Logicamente, a entidade chefiada por Mosley possui incontestável parcela de responsabilidade nesses episódios. Contudo, é necessário reconhecer que a FIA, em pareceria às equipes da Fórmula-1, é responsável por aquela que considero a principal conquista dos pilotos: o excelente nível de segurança alcançado na categoria. Desde os acidentes fatais de Roland Ratzenberger e Ayrton Senna em San Marino, em 1994, a segurança nas pistas tornou-se fator ainda mais presente entre prioridades do certame. Foi uma dura lição à FIA e ao Circo da F-1, mas até o momento bem administrada.
Sim. Jamais devemos esquecer que após aquele fatídico 1° de maio de 1994, dois fiscais de pistas morreram durante provas da categoria: um na etapa de Monza, em 2000; outro em Melbourne, no ano seguinte. Infelizmente, cem por cento de segurança nas pistas é utopia. Automobilismo é traiçoeiro. Sempre foi, sempre será. Entretanto, acidentes espetaculares como o de Robert Kubica, no domingo, em Montréal, dificilmente não seriam fatais em carros e circuitos de 15, 20 temporadas atrás.
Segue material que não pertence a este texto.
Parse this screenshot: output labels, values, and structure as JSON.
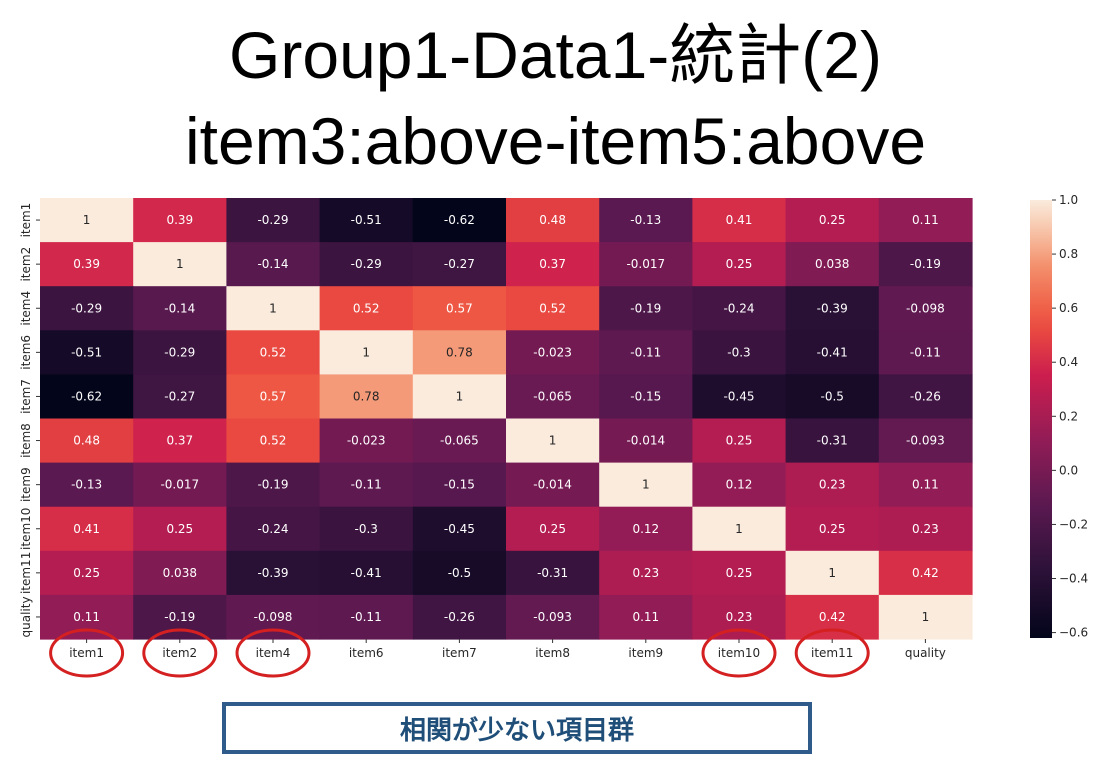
{
  "title": {
    "line1": "Group1-Data1-統計(2)",
    "line2": "item3:above-item5:above"
  },
  "chart_data": {
    "type": "heatmap",
    "x_labels": [
      "item1",
      "item2",
      "item4",
      "item6",
      "item7",
      "item8",
      "item9",
      "item10",
      "item11",
      "quality"
    ],
    "y_labels": [
      "item1",
      "item2",
      "item4",
      "item6",
      "item7",
      "item8",
      "item9",
      "item10",
      "item11",
      "quality"
    ],
    "values": [
      [
        1,
        0.39,
        -0.29,
        -0.51,
        -0.62,
        0.48,
        -0.13,
        0.41,
        0.25,
        0.11
      ],
      [
        0.39,
        1,
        -0.14,
        -0.29,
        -0.27,
        0.37,
        -0.017,
        0.25,
        0.038,
        -0.19
      ],
      [
        -0.29,
        -0.14,
        1,
        0.52,
        0.57,
        0.52,
        -0.19,
        -0.24,
        -0.39,
        -0.098
      ],
      [
        -0.51,
        -0.29,
        0.52,
        1,
        0.78,
        -0.023,
        -0.11,
        -0.3,
        -0.41,
        -0.11
      ],
      [
        -0.62,
        -0.27,
        0.57,
        0.78,
        1,
        -0.065,
        -0.15,
        -0.45,
        -0.5,
        -0.26
      ],
      [
        0.48,
        0.37,
        0.52,
        -0.023,
        -0.065,
        1,
        -0.014,
        0.25,
        -0.31,
        -0.093
      ],
      [
        -0.13,
        -0.017,
        -0.19,
        -0.11,
        -0.15,
        -0.014,
        1,
        0.12,
        0.23,
        0.11
      ],
      [
        0.41,
        0.25,
        -0.24,
        -0.3,
        -0.45,
        0.25,
        0.12,
        1,
        0.25,
        0.23
      ],
      [
        0.25,
        0.038,
        -0.39,
        -0.41,
        -0.5,
        -0.31,
        0.23,
        0.25,
        1,
        0.42
      ],
      [
        0.11,
        -0.19,
        -0.098,
        -0.11,
        -0.26,
        -0.093,
        0.11,
        0.23,
        0.42,
        1
      ]
    ],
    "colorbar": {
      "range": [
        -0.62,
        1.0
      ],
      "ticks": [
        1.0,
        0.8,
        0.6,
        0.4,
        0.2,
        0.0,
        -0.2,
        -0.4,
        -0.6
      ],
      "tick_labels": [
        "1.0",
        "0.8",
        "0.6",
        "0.4",
        "0.2",
        "0.0",
        "−0.2",
        "−0.4",
        "−0.6"
      ]
    },
    "colormap": "rocket",
    "highlighted_x_labels": [
      "item1",
      "item2",
      "item4",
      "item10",
      "item11"
    ],
    "highlight_color": "#d42020"
  },
  "annotation": {
    "text": "相関が少ない項目群",
    "border_color": "#2e5b8a",
    "text_color": "#1f4e79"
  }
}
Foi uma cena terrível. A transmissão pela televisão exibia as brigas pelas primeiras colocações pouco após uma das relargadas da etapa canadense quando, de repente, corte seco ao BMW do polonês em uma sucessão de capotagens. O carro pára, aos frangalhos, no guard-rail, com o competidor impotente, imóvel no cockpit. E, apesar de toda segurança nos carros de F-1, o pensamento que dificilmente não ronda nossas mentes é o popular "Esse cara já era!".
Contudo, apesar da imagem aterrorizante e da corriqueira preocupação quanto à reação do piloto à brusca desaceleração do carro, foi tranqüilizante verificar logo após a batida que o monocoque do BMW número dez estava intacto. Aliás, os carros da Fórmula-1 sofreram uma grande alteração na busca pela segurança nas pistas no início desse ano. As laterais do cockpit de um carro de Fórmula-1 são revestidas com uma placa em Zylon, material mais resistente que o carbono e, teoricamente, capaz de impedir a penetração de componentes, como um braço de suspensão. Mas não pára por aí.
Os testes de resistência dos monopostos a colisões, o popular crash test, ficaram mais exigentes. Além do aumento da velocidade dos carros durante simulações de acidente, impactos laterais entraram de modo mais incisivo na pauta desses testes.
Todos esses fatores certamente contribuíram sensivelmente para que o acidente não tivesse conseqüências bem mais graves que uma torção no tornozelo direito ao simpático e talentoso Kubica. Méritos de equipes e piloto da Fómula-1, que sempre lutaram por segurança. E "culpa" da FIA...
Para agradecer. De fato, Kubica tem mais um motivo para agradecer ao Papai do Céu. Em 2002, o polonês escapou de um grave acidente em uma estrada européia apenas com uma "fratura" em um braço - que rendeu o implante de uma placa com 18 pinos de titânio em um dos braços.